In the days leading up to the London event, players like Mickelson did their best to keep the worlds of golf and politics separate.

 “I’m certainly aware of what happened with Jamal Khashoggi and I think it’s terrible,” Mickelson said. “I’ve also seen the good that the game of golf has done throughout history, and I believe that LIV Golf is going to do a lot of good.”

Mickelson, right, shakes hands with Saudi businessman Yasir Al-Rumayyan after the first round of the inaugural LIV Golf Invitational at St. Albans, England. Al-Rumayyan is the governor of Saudi Arabia’s sovereign wealth fund, which is backing LIV Golf. (Paul Childs/Reuters)

Fellow LIV player Graeme McDowell rejected the notion that by participating in the Saudi backed tour, he was normalizing or excusing the regime’s atrocities.

“I think as golfers, if we tried to cure geopolitical situations in every country in the world that we play golf in, we wouldn’t play a lot of golf,” he said.

Still, some contend that for golfers, many who have made a fortune playing the game, this should be about more than the money being dangled by the LIV Tour.

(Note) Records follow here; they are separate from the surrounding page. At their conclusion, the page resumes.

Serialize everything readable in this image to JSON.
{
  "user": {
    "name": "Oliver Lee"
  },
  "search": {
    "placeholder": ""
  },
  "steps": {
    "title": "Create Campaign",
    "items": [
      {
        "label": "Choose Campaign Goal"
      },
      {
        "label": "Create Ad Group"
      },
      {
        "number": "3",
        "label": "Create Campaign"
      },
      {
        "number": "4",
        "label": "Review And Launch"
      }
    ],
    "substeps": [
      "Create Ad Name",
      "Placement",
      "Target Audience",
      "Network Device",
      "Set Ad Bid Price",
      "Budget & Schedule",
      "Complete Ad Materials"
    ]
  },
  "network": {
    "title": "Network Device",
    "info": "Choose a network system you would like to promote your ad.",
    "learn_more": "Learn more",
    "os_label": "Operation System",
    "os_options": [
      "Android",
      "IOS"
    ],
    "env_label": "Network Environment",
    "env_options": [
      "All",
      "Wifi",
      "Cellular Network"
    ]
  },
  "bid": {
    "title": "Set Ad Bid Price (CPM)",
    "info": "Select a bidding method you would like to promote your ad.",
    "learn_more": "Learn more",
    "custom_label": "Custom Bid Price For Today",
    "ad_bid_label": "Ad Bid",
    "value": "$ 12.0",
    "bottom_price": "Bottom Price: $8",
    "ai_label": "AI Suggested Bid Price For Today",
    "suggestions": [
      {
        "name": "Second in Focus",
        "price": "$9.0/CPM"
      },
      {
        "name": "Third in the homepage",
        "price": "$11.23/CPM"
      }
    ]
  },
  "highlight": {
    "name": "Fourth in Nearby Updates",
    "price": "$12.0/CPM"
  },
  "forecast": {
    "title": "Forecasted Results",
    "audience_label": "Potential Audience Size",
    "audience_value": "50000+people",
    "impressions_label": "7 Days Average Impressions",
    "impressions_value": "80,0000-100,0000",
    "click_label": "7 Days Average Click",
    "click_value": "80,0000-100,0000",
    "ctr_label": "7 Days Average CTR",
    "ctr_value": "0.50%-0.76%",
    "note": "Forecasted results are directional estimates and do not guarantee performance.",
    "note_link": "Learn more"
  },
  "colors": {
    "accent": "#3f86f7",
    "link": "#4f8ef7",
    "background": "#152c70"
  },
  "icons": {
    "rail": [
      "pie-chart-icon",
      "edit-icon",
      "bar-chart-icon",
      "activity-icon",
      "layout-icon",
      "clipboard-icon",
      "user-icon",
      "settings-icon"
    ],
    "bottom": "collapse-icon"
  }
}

Cheri Bradish, a sport marketing professor at Toronto Metropolitan University, argues that the golfers who so far have rejected LIV’s overtures may be the ultimate winners in this just-beginning battle.

“If you want to think about keeping your partners, doing your speaking gigs and still having relationships commercially and people will argue with $150 million, you don’t need those,” Bradish said. 

“But you want to believe in this society. that sports figures will understand that they can and could and should do very good things with the platform that they have.”